As for any claimants having hemophilia,  I think there was one  but I don't recall his name at the moment.  I probably have it mention in the claimant section.  It wasn't  the fellow  Tammet  being mention here. Although Temmet claimed to have had some kind of blood disorder.

Remember,  I'm not around any books so this is all off the top of my very tired head.

AGRBear


Tammet did not claim to have any kind of blood disorder. 

Tammet is, however, the only claimant actually to have been treated in hospital by a hematologist. 
Tammet is the only claimant who actually did die of a blood disorder.

Offline J_Kendrick

  • Boyar
  • **
  • Posts: 230
    • View Profile
Re: One thing I find odd
« Reply #374 on: November 04, 2006, 12:58:49 PM »
Learn a little something about what does and does not make something newsworthy.

The content of the telegram in question does not make it newsworthy.  The Palace does not need to explain anything about the wording of the telegram.

The Palace does have to explain why their telegram was addressed to "Alexei Nicolaievich" -- 55 years after his disappearance in Ekaterinburg.  That is what makes the telegram newsworthy.  Not its content.

Your argument is nothing more than a weak attempt to avoid this fact.

And might I presume to suggest, Mr.

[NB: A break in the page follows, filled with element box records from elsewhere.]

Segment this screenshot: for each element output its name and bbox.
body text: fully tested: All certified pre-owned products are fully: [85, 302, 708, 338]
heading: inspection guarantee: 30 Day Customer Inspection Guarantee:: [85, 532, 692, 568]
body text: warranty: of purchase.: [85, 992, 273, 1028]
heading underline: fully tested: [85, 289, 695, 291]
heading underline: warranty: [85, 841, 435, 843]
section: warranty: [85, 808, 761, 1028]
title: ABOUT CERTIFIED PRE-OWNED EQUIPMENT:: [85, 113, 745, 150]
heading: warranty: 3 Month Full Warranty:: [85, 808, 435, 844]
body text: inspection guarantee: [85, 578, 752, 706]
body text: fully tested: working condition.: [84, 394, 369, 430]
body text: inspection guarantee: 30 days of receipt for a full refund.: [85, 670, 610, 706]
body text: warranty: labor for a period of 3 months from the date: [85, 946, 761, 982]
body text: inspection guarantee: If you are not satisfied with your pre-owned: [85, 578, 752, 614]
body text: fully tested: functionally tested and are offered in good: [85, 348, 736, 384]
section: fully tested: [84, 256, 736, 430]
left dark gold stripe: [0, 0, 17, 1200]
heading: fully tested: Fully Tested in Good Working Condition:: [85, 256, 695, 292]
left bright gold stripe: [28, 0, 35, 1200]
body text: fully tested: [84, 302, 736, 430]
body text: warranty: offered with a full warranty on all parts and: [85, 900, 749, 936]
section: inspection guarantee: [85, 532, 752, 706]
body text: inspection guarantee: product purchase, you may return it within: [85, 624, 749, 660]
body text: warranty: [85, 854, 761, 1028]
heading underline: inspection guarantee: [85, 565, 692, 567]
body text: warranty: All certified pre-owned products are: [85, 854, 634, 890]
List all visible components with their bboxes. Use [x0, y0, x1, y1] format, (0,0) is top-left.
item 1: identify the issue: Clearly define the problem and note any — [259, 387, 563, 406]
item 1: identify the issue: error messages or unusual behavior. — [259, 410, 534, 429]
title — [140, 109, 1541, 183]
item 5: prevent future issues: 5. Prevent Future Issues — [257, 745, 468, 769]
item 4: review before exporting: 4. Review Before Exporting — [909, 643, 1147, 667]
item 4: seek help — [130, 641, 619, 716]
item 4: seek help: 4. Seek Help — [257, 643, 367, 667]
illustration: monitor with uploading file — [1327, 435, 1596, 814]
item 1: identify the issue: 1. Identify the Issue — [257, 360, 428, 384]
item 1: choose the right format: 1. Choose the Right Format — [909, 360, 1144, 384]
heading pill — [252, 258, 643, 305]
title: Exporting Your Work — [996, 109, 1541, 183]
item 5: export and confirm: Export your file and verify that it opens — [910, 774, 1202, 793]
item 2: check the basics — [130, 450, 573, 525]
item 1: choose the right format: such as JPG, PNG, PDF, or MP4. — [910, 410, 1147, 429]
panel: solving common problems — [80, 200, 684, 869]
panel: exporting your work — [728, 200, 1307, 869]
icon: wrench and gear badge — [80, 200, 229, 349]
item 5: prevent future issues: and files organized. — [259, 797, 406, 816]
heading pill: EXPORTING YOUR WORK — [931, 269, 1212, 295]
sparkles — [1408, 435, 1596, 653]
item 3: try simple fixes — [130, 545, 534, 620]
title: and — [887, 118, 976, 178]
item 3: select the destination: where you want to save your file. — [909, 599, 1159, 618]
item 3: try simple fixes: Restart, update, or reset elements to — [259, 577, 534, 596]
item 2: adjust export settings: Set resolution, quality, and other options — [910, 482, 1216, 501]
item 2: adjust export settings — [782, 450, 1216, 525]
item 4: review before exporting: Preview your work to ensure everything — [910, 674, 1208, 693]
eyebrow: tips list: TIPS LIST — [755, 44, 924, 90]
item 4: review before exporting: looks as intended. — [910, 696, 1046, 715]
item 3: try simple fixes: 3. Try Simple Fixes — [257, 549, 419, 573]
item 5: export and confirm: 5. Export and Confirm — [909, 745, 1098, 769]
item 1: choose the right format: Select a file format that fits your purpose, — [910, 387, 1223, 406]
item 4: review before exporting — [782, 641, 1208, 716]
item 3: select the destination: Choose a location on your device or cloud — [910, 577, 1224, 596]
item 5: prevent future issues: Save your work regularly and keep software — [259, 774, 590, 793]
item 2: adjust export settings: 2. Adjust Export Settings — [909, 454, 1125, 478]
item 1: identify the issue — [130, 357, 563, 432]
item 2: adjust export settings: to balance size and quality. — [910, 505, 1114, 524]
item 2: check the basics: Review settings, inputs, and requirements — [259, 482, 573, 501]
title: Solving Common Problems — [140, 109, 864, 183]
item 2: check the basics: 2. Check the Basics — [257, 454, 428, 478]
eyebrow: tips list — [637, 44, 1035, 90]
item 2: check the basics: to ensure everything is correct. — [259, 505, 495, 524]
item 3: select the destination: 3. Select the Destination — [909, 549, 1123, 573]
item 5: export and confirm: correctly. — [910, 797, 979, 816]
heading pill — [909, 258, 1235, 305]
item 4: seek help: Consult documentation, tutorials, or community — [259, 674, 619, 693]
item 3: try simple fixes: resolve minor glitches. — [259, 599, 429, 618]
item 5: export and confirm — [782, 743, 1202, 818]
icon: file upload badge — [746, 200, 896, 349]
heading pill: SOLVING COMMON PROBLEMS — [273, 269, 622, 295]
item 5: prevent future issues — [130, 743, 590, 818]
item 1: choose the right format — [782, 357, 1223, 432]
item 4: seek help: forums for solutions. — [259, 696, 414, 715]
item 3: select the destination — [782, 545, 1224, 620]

Kendrick, that your argument is a weak attempt to avoid the fact that "Alexei Nikolaevich" has always been a very common name in Russia. It's the equivalent in English of addressing someone as James, the son of Michael (I'm choosing these names because "James" and "Michael" are as common in English usage as "Alexei" and "Nikolai" are in Russian usage). In other words, there would be thousands, perhaps even tens of thousands of Russian men answering to this same name and patronymic. In other words, I would suggest that the Palace was simply being extraordinarily polite in assuming that this particular Alexei Nikolaevich was one of thousands tendering his best wishes to the Windsor dynasty. And no more than that.


Give it up.  There is only one "Alexei Nicolaievich, Sovereign Heir, Tsarevich, Grand Duke of Russia."